EMC's Very Profitable -- So Why the Layoffs?

 
 
By Chris Preimesberger  |  Posted 2010-01-25 Email Print this article Print
 
 
 
 
 
 
 

If data storage companies were dinosaurs, EMC would be Tyrannosaurus Rex. If they were all fish, EMC would be a shark.

Nothing wrong with being a T-Rex or a shark. They're just large and fearsome. As we know, these animals eat lots of other animals, because that's what they have to do to survive. They're so big and bulky that in order to maintain that bulk, they need to feed a lot -- and often -- to keep moving through the world.

EMC has long been known for this growth strategy: Buy and swallow other companies that will make the mothership healthy and profitable. EMC has digested more than 100 acquisitions in the last seven years.

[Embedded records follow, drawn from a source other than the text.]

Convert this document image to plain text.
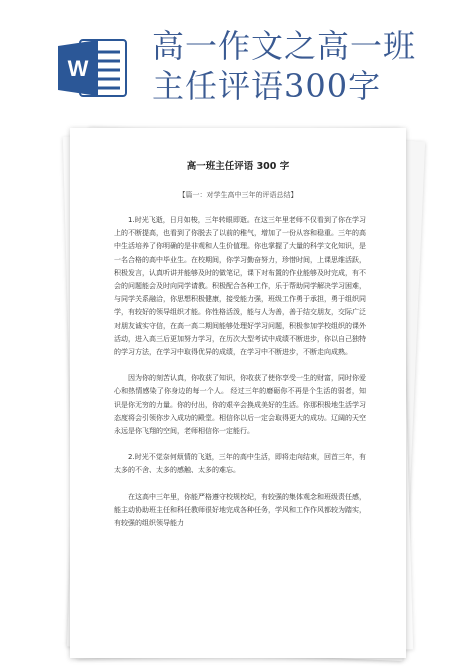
W
高一作文之高一班
主任评语300字
高一班主任评语 300 字
【篇一：对学生高中三年的评语总结】

1.时光飞逝，日月如梭，三年转眼即逝。在这三年里老师不仅看到了你在学习上的不断提高，也看到了你脱去了以前的稚气，增加了一份从容和稳重。三年的高中生活培养了你明确的是非观和人生价值理。你也掌握了大量的科学文化知识，是一名合格的高中毕业生。在校期间，你学习勤奋努力，珍惜时间，上课思维活跃，积极发言，认真听讲并能够及时的做笔记，课下对布置的作业能够及时完成，有不会的问题能会及时向同学请教。积极配合各种工作，乐于帮助同学解决学习困难，与同学关系融洽，你思想积极健康，接受能力强，班级工作勇于承担，勇于组织同学，有较好的领导组织才能。你性格活泼，能与人为善，善于结交朋友，交际广泛对朋友诚实守信，在高一高二期间能够处理好学习问题，积极参加学校组织的课外活动，进入高三后更加努力学习，在历次大型考试中成绩不断进步，你以自己独特的学习方法，在学习中取得优异的成绩，在学习中不断进步，不断走向成熟。

因为你的刻苦认真，你收获了知识，你收获了使你享受一生的财富，同时你爱心和热情感染了你身边的每一个人。 经过三年的磨砺你不再是个生活的弱者，知识是你无穷的力量。你的付出，你的艰辛会换成美好的生活。你那积极地生活学习态度将会引领你步入成功的殿堂。相信你以后一定会取得更大的成功。辽阔的天空永远是你飞翔的空间，老师相信你一定能行。

2.时光不觉奈何烦情的飞逝，三年的高中生活，即将走向结束，回首三年，有太多的不舍、太多的感触、太多的难忘。

在这高中三年里，你能严格遵守校规校纪，有较强的集体观念和班级责任感，能主动协助班主任和科任教师很好地完成各种任务，学风和工作作风都较为踏实，有较强的组织领导能力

Not too much wrong with that, either. In a free-market culture, the buying and selling of companies is an important part of our overall business picture. Adding good companies -- and continuing to execute correctly -- adds directly to the bottom-line profit of the acquiring company.

However, The Station does have an issue with EMC on another point: EMC also has been eating its own employees.

Why did it lay off 2,400 people in 2009 [this was confirmed for The Station by a trusted EMC source], when it is posting hugely positive numbers like it did Jan. 26: a quarterly profit of $426.5 million, up 54 percent from a year ago? Remember, this is profit, not income.

We repeat: Profit, not income.

In fact, EMC has posted profits in almost every quarter in the last eight years.

We are taught growing up that in a team situation, everybody on the team is responsible for the success or failure of the team. But we're not seeing a lot of failure here.

So for the longtime success of EMC, layoffs are the thanks 2,400 people get for helping a company make excellent money for its shareholders? Conservative management is one thing, but what is that all about?

EMC is a smart company, and we'd like to hear its side of this story. But companies generally don't like to talk about personnel issues.

However, there is no denying this: There were 2,400 people working for EMC who went home one evening last year and had to tell their families that they had been fired -- after helping their company produce record profits.

Can you explain it to those families, EMC?